A large baroque title appears in the upper right quadrant. Drawn by Jan Janvier around 1883 for issue as plate no. 22 in Jean Lattre's 1783 final issue of the Atlas Moderne.
Jean or Robert Janvier (fl. 1746 - 1776) was a Paris based cartographer active in the mid to late 18th century. Janvier true first name is a matter of debate, as it appears as it often appears as either Jean or Robert. More commonly, Janvier simply signed his maps Signor Janvier. By the late 18th century Janvier seems to have been awarded the title of "Geographe Avec Privilege du Roi" and this designations appears on many of his latter maps. Janvier worked with many of the most prominent French, English and Italian map publishers of his day, including Faden, Lattre, Bonne, Santini, Zannoni, Delamarche, and Desnos. Learn More...

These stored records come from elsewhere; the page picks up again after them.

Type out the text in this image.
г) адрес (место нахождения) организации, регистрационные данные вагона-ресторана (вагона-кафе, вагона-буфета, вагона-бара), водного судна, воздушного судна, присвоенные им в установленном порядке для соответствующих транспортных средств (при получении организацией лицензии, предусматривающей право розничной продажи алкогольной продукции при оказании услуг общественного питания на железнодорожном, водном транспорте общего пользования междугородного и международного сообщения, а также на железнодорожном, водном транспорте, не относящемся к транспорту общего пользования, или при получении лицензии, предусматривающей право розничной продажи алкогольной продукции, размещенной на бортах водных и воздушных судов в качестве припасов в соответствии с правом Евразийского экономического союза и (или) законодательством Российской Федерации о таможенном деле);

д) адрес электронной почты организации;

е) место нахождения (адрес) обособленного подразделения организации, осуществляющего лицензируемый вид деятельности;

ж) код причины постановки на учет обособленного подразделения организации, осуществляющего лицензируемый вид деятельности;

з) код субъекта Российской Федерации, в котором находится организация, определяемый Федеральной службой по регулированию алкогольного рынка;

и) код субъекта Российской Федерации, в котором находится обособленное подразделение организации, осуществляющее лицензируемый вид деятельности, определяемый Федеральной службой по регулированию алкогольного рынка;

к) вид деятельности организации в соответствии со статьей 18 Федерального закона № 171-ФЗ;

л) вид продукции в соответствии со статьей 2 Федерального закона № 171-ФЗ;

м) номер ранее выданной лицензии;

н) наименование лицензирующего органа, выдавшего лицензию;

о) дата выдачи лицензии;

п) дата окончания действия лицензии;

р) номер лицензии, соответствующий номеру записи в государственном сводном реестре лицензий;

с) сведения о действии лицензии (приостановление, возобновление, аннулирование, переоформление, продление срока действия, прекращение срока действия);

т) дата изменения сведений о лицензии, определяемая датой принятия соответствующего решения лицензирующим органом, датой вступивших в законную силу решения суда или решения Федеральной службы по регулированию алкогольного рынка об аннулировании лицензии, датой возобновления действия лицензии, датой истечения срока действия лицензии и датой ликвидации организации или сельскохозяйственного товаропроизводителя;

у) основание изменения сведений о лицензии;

Jean Lattré (170x - 178x) was a Paris based bookseller, engraver, globe maker, calligrapher, and map publisher active in the mid to late 18th century. Lattré published a large corpus of maps, globes, and atlases in conjunction with a number of other important French cartographic figures, including Janvier, Zannoni, Bonne and Delamarche. He is also known to have worked with other European cartographers such as William Faden of London and the Italian cartographer Santini. Map piracy and copyright violations were common in 18th century France. Paris court records indicate that Lattré brought charges against several other period map publishers, including fellow Frenchman Desnos and the Italian map engraver Zannoni, both of whom he accused of copying his work. Lattré likes trained his wife Madame Lattré (né Vérard), as an engraver, as a late 18th century trade card promotes the world of 'Lattré et son Epouse.' Lattré's offices and bookshop were located at 20 rue St. Jaques, Paris, France. Later in life he relocated to Bordeaux. Learn More...
Lattre, Jean, Atlas Moderne ou Collection de Cartes sur Toutes les Parties du Globe Terrestre, c. 1783.
Very good condition. Minor centerfold toning. Blank on verso. Platemark visible.
Phillips (Atlases) 664. National Maritime Museum, 215.